SMART, a trade association for Secondary Materials, etc., has been bashing its head somewhat unsuccessfully against a tariff on imported used clothing. The tariff is on _new_ clothing, but the interpretation is that it's only "used" if it is falling apart. Used wearable clothing is subject to tariff just like new. So if you were ever looking for a reason why used clothing exits the US and doesn't enter, well, that could be a factor and the fact the trade association is fighting it suggests that the world might one day be Otherwise.

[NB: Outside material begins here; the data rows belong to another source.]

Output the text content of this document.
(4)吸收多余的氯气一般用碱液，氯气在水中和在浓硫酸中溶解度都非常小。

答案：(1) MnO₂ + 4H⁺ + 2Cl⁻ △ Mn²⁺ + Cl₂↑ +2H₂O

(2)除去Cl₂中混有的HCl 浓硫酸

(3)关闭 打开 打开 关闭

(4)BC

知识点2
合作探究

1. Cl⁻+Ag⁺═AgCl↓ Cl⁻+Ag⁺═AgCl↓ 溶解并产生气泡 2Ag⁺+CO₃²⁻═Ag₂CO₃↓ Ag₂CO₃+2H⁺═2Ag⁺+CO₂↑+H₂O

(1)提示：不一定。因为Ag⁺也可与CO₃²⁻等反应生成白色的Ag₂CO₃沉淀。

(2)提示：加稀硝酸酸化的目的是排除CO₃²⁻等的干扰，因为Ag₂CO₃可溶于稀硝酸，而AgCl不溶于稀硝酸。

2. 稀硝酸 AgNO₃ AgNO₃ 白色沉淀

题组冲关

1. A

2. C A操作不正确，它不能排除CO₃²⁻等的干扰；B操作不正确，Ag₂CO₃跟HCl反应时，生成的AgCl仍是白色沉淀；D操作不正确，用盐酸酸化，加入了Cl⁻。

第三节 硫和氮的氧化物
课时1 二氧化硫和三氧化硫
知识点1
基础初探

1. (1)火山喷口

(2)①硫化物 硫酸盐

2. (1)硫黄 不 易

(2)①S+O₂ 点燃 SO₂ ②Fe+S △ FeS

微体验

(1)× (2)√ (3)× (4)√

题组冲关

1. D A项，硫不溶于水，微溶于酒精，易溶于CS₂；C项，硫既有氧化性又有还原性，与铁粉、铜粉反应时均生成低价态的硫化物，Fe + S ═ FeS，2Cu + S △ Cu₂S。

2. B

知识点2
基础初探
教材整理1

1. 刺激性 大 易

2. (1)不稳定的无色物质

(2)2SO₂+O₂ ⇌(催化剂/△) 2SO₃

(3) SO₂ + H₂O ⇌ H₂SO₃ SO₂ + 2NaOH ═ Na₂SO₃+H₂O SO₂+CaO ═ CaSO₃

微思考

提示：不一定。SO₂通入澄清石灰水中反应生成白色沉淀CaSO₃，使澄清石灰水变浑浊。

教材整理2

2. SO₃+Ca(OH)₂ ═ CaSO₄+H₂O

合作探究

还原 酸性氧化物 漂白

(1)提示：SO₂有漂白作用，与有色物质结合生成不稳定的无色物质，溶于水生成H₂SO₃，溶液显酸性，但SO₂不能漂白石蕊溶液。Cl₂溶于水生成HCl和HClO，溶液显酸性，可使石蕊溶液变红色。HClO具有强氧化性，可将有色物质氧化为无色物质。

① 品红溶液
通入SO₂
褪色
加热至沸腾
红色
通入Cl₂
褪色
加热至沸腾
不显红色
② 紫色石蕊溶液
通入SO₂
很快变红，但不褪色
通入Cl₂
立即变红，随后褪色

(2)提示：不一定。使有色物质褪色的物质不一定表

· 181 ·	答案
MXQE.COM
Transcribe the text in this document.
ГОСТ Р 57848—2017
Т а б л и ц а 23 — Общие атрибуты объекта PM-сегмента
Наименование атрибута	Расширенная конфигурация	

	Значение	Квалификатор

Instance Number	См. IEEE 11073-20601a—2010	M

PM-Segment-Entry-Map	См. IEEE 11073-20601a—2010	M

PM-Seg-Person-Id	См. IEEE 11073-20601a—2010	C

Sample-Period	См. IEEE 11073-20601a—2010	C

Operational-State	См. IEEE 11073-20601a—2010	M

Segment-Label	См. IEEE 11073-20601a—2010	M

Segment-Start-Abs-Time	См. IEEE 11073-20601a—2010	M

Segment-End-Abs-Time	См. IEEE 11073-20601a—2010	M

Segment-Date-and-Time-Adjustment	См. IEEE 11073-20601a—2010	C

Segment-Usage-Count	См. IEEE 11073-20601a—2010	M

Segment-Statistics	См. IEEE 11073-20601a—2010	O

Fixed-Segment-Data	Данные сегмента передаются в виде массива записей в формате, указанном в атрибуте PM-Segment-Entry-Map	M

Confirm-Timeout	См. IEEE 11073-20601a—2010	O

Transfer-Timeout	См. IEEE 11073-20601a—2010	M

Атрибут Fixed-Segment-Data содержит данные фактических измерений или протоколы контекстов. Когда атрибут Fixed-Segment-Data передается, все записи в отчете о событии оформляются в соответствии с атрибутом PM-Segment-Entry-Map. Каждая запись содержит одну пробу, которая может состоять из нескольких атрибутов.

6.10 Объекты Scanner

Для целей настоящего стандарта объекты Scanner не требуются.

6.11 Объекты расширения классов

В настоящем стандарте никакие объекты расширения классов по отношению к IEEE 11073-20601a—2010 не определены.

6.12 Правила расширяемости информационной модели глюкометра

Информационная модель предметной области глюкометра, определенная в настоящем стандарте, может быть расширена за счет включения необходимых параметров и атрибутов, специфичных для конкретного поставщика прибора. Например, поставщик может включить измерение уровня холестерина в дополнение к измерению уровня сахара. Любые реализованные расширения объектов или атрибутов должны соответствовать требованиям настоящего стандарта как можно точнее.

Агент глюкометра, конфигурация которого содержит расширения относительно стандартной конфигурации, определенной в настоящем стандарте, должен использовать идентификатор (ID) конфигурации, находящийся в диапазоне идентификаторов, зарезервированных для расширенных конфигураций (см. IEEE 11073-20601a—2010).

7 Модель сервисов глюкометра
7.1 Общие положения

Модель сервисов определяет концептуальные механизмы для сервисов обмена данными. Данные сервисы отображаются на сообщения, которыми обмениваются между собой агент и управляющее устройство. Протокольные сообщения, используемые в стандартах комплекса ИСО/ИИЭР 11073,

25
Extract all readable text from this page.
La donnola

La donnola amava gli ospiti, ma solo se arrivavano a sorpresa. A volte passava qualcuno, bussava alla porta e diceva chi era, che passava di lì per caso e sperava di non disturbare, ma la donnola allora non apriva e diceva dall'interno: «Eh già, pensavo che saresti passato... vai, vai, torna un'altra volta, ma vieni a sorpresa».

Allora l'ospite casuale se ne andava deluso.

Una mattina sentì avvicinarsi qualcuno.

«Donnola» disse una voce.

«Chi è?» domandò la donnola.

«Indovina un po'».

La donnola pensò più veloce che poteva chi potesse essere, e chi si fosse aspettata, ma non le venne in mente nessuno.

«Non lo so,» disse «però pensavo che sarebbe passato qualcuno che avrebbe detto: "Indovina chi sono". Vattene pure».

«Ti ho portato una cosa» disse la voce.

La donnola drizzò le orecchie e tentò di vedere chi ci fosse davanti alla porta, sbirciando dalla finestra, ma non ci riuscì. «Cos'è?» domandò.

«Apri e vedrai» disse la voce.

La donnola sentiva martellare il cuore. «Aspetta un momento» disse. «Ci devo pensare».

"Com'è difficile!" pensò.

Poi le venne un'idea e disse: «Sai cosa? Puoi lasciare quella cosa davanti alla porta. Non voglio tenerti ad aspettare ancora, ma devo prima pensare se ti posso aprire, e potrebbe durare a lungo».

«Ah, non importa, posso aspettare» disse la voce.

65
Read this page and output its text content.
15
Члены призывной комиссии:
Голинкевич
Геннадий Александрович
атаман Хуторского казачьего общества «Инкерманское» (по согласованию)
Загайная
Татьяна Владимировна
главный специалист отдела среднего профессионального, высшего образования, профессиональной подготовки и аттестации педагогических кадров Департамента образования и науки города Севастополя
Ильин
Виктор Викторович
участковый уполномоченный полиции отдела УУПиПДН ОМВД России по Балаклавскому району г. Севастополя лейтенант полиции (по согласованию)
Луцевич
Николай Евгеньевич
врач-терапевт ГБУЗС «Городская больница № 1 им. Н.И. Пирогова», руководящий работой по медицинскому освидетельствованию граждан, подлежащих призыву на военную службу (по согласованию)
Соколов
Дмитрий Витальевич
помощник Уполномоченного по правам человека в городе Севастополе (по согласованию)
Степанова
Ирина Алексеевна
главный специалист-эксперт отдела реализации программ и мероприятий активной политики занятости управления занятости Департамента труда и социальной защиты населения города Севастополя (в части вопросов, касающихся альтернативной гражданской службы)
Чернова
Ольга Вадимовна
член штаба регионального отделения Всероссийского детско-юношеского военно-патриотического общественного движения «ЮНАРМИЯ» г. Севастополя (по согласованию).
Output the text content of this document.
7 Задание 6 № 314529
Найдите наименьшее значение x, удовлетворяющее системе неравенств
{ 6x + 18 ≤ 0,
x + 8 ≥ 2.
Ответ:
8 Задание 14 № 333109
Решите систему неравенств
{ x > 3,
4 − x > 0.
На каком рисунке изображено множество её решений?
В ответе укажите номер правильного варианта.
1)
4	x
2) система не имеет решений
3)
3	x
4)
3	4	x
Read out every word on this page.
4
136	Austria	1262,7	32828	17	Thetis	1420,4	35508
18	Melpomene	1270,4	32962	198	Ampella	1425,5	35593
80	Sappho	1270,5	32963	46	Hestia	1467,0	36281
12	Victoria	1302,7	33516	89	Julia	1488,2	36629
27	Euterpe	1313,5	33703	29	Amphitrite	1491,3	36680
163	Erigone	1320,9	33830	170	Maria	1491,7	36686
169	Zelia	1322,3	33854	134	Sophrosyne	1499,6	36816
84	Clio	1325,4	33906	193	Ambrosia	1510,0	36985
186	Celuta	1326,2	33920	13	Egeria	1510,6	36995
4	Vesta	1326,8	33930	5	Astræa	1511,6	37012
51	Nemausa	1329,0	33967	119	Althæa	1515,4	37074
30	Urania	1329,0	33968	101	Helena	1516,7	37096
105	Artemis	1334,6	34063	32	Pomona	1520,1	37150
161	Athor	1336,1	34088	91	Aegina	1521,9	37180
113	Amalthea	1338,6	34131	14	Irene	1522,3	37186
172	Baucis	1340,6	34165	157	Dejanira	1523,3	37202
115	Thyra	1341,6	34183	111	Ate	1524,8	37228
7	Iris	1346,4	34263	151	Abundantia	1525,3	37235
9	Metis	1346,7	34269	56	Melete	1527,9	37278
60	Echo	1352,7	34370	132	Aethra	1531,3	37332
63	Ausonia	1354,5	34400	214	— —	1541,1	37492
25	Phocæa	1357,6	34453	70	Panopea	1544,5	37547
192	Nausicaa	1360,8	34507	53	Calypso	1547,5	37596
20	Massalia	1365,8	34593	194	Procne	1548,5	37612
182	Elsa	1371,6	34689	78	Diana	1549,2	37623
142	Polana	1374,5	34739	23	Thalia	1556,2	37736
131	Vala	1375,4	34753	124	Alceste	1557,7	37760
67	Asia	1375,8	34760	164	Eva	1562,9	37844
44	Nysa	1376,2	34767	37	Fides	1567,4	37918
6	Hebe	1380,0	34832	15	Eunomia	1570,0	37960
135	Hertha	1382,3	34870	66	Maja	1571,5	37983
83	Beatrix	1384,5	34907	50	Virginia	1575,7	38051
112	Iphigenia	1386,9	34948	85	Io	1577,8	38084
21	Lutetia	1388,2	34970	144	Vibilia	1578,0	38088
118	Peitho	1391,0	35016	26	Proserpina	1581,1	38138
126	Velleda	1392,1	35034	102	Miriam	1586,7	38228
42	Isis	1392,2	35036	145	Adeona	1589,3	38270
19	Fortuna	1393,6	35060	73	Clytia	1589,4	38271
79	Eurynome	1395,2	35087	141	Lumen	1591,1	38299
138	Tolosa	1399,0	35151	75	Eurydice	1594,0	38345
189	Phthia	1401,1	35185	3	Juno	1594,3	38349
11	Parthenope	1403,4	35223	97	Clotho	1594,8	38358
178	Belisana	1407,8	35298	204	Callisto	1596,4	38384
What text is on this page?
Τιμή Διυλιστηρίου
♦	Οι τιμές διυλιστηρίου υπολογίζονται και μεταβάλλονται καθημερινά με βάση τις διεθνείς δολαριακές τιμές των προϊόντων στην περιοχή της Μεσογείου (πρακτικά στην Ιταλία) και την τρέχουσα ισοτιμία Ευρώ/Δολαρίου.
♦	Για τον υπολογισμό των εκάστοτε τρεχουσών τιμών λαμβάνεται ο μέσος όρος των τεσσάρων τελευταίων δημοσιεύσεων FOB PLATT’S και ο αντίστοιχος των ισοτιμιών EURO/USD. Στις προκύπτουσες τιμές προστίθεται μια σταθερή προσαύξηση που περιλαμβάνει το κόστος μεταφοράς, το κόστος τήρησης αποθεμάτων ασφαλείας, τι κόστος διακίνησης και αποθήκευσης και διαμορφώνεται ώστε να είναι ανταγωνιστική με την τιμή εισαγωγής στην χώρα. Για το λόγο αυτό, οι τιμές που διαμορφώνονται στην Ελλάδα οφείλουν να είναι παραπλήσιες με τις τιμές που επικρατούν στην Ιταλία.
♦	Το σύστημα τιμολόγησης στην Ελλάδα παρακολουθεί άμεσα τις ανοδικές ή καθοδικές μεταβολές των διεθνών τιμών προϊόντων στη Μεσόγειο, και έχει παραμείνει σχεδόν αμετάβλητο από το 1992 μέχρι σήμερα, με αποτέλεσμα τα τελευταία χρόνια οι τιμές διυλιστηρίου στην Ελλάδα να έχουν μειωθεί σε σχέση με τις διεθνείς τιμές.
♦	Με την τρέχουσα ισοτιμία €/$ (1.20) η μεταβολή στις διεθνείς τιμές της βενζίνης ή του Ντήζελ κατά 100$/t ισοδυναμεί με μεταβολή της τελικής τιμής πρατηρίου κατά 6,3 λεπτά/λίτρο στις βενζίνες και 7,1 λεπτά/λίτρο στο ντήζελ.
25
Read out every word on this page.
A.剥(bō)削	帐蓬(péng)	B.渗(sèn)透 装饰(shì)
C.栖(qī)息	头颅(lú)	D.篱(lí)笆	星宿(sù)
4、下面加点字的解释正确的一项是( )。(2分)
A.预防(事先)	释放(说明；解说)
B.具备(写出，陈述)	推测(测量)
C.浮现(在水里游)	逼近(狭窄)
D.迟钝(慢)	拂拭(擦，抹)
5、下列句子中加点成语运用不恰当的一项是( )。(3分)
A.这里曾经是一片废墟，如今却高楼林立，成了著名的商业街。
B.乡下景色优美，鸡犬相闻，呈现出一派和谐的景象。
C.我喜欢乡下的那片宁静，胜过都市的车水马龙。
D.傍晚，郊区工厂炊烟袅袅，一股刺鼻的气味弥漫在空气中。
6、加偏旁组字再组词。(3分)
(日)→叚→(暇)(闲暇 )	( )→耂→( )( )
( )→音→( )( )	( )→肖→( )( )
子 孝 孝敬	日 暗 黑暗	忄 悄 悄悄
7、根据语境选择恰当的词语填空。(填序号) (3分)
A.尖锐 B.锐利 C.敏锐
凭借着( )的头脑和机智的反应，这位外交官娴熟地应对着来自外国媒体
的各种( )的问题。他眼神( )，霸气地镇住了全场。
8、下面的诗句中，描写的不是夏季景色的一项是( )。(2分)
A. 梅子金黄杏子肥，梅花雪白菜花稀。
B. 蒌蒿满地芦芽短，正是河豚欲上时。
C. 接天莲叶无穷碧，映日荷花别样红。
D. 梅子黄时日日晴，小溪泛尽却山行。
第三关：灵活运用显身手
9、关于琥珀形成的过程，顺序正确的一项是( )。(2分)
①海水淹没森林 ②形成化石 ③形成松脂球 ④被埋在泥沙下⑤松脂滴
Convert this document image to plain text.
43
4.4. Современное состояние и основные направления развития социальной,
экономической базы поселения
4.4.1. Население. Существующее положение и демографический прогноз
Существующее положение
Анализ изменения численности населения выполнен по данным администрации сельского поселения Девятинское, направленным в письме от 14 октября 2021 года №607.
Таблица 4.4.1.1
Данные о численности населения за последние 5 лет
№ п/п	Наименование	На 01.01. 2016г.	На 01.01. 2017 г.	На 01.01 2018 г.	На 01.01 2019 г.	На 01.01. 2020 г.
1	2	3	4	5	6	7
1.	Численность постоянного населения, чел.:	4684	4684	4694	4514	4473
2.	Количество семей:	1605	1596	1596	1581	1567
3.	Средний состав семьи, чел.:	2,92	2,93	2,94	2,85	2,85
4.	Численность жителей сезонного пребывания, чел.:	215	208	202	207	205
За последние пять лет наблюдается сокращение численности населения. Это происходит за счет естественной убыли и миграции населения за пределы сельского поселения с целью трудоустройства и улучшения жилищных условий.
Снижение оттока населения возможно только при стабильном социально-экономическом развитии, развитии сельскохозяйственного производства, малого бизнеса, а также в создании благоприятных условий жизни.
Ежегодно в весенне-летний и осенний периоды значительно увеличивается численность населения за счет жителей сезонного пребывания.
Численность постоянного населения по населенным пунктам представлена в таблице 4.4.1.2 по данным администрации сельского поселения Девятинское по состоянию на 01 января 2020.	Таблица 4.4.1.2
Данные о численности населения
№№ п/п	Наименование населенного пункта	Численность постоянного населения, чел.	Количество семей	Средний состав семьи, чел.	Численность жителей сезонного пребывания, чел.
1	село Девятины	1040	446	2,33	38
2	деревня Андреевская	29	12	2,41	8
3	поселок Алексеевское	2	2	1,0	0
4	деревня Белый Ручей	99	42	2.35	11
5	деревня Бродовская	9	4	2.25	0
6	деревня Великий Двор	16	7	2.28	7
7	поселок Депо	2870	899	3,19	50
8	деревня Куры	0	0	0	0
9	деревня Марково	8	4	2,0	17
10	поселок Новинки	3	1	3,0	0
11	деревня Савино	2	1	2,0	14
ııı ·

I'm now off on the unlikely to be successful mission to figure out the current state of automation in the industry. It seems crazy low, which is okay at first (especially for non-profits or even for-profits willing to work with governments and NGOs who are attempting to do job placement for people who have difficulty accessing the job market, supported employment type of thing), but you'll use up your cheap labor fast and then you'll have to automate or labor costs will limit your.

R., aka "B." also told me about the "dead man's clothing" euphemism, which is clearly real and quite widespread, altho I'm not entirely certain what the connotations of the phrase are when it is used, vs. when someone first hears about it.